De crisis breekt uit

In de zomer van 1929 werden de verkopen van de bedrijven minder. Dit kwam omdat eigenlijk iedereen al een stofzuiger of een strijkijzer had, maar de fabrieken niet minder gingen maken. Hierdoor maakten de bedrijven heel veel producten en dit kostte geld, maar ze verkochten het niet. Hierdoor verloor het bedrijf veel geld.

Veel mensen verloren hierdoor het vertrouwen in de bedrijven, omdat ze veel geld erin hadden gestopt. Veel mensen wilden hun aandelen snel verkopen voordat ze niets meer waard zouden zijn.

In oktober 1929 ging dit helemaal mis. Op een dag werden miljoenen aandelen te koop aangeboden. Daardoor daalden de prijzen en waren de aandelen al heel snel niks meer waard.

Banken en burgers waren hun geld kwijt of ze raakten in de schulden. Bedrijven verkochten daardoor weer nog minder. Zo gingen steeds meer banken en bedrijven failliet en raakten miljoenen mensen hun baan kwijt.

 

Oorzaken economische crisis

Er waren verschillende oorzaken voor het instorten van de Amerikaanse economie.

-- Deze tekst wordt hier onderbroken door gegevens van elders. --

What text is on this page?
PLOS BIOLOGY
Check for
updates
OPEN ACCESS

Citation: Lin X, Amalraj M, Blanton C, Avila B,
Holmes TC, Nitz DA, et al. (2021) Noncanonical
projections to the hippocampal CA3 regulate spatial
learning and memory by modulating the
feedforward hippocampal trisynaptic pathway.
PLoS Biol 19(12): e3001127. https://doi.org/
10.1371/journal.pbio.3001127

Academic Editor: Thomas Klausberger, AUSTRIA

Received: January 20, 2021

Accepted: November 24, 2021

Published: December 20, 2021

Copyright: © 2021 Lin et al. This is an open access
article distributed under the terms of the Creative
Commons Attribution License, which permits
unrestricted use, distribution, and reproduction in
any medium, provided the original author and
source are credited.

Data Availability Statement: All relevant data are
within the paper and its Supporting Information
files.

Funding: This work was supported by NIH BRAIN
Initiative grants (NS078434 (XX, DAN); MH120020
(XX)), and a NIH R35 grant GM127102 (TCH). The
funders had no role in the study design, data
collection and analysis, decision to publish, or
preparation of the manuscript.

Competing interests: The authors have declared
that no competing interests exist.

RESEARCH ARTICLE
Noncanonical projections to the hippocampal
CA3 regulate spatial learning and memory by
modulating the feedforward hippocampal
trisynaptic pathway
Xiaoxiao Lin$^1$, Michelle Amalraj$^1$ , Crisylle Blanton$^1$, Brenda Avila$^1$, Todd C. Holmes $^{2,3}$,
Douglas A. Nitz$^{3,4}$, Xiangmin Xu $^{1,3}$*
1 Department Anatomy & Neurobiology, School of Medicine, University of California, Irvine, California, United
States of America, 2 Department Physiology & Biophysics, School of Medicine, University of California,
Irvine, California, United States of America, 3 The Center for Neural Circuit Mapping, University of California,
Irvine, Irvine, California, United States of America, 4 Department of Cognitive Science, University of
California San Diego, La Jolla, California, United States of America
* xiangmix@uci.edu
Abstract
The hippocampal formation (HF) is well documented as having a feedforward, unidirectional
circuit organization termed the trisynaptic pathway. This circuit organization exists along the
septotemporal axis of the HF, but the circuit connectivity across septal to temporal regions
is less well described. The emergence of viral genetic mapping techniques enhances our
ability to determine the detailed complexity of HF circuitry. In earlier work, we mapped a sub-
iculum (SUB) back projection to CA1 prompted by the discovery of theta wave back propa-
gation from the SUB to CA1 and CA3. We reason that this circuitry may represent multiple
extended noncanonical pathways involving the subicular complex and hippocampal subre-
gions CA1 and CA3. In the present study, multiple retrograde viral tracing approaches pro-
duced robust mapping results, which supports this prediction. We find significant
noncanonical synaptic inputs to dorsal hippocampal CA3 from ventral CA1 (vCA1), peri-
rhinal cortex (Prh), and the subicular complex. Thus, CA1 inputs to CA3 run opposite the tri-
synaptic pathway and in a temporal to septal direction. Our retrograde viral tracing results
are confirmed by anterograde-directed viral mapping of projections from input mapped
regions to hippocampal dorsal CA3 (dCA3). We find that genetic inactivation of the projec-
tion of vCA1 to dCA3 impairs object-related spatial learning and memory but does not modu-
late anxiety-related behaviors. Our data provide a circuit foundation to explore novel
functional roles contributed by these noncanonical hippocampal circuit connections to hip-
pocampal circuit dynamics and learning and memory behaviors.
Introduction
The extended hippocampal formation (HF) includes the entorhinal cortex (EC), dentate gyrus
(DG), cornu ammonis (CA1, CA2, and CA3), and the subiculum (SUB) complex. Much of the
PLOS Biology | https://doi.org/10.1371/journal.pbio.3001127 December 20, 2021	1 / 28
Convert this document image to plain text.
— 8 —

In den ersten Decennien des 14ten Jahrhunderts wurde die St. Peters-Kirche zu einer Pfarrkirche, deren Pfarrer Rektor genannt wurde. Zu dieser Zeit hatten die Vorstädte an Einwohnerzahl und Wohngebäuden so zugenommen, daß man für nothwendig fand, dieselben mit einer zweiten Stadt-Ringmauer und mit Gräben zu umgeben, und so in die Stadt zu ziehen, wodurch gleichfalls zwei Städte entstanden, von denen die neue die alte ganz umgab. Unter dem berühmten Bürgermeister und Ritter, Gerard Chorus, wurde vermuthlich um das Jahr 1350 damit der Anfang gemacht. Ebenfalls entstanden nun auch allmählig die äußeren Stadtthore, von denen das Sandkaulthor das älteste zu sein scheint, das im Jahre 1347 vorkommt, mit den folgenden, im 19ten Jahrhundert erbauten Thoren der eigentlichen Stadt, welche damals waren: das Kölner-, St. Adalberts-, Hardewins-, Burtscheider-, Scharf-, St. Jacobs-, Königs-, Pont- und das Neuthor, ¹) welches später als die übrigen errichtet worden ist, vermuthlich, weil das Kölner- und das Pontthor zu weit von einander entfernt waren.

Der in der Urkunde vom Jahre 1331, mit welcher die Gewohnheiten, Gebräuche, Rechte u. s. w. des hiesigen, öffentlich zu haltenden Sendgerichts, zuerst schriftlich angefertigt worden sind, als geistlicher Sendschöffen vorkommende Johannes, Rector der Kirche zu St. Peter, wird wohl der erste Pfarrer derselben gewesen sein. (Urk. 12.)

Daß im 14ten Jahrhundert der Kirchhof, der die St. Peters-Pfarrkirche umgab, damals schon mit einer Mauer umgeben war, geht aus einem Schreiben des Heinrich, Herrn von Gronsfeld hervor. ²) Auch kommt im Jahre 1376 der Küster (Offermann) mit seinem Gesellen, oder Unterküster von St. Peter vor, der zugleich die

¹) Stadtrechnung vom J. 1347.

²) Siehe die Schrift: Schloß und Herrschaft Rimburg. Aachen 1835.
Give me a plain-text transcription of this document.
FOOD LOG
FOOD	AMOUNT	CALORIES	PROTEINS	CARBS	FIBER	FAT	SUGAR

Ten eerste: Veel Amerikanen kochten nieuwe spullen en aandelen met geleend geld. Door de crisis konden deze mensen hun leningen niet meer afbetalen.

Ten tweede: De banken hadden heel veel geld uitgeleend. Daarmee namen ze grote risico's. Toen de mensen hun leningen niet meer terug konden betalen, hadden veel banken geen geld meer en gingen deze banken ook failliet.

De derde oorzaak: De Amerikaanse regering had eigenlijk weinig regels gemaakt voor banken waardoor mensen snel konden lenen, ook al hadden ze al grote schulden bij de bank en wist de bank eigenlijk wel dat de mensen het niet terug konden betalen.

 

President Hoover

De regering van president Hoover deed bijna niets om de crisis op te lossen. Ze dachten dat het probleem vanzelf zou oplossen. Dit gebeurde alleen niet. In 1929 waren 1.5 miljoen mensen werkeloos en 3 jaar later (1932) waren dit we 12 miljoen! 

In 1933 kozen de Amerikanen een nieuwe president: Roosevelt. Hij maakte strengere regels voor banken en zorgde voor werk. Pas na de Tweede Wereldoorlog waren de problemen echt opgelost.